# Cheap flights to England



## Tara Thomson (Apr 22, 2008)

I have just been looking at flights back to Engalnd this summer and have noticed that Jet2.com have started flying from Paphos into Leeds Bradford Airport on Wednesdays and Fridays. I have flown with Jet2.com before on some of thier chartered services and they have been prompt, reliable and the staff are really friendly.
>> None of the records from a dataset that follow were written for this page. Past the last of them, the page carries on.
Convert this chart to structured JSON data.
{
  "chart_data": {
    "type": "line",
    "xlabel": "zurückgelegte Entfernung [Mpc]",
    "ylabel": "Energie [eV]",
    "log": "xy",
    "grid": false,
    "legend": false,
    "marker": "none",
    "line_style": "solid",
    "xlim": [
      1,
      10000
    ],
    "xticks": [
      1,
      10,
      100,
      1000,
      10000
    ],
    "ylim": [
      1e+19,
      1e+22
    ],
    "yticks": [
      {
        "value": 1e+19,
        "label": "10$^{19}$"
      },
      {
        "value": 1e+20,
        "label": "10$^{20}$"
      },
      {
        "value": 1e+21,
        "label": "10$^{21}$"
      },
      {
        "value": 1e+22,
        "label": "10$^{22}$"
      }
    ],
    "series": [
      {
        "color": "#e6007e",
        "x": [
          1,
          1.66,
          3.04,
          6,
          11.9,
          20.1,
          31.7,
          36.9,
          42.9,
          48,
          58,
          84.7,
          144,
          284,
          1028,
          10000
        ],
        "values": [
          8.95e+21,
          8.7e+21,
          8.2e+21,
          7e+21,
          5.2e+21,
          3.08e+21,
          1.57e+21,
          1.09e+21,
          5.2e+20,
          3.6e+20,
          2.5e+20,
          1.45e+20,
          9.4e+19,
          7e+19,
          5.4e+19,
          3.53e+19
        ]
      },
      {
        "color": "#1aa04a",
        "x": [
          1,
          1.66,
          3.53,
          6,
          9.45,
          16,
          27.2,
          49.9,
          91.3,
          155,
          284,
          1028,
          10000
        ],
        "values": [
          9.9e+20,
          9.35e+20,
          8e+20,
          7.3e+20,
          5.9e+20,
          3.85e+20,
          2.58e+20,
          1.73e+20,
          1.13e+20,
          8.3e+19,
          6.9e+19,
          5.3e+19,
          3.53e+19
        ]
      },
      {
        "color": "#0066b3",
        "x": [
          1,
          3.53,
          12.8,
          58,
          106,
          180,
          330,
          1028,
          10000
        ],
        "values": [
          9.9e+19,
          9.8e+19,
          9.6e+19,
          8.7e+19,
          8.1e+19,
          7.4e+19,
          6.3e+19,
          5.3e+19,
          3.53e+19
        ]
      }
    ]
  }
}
I would recommend them to anyone looking for flights into the North of England, and the best thing is that they are really reasonably priced!

Tara


----------



## Big Pete (Aug 7, 2007)

Tara Thomson said:


> I have just been looking at flights back to Engalnd this summer and have noticed that Jet2.com have started flying from Paphos into Leeds Bradford Airport on Wednesdays and Fridays. I have flown with Jet2.com before on some of thier chartered services and they have been prompt, reliable and the staff are really friendly.
> 
> I would recommend them to anyone looking for flights into the North of England, and the best thing is that they are really reasonably priced!
> 
> Tara


 nothing like subtleness


----------



## Sidney Harberbridge (Apr 25, 2008)

I've just had a look at their timetable, what great timings and the Plus service is great for Mrs H, who's a bit snobby about low cost airlines - no more club class to Larnaca for her!


----------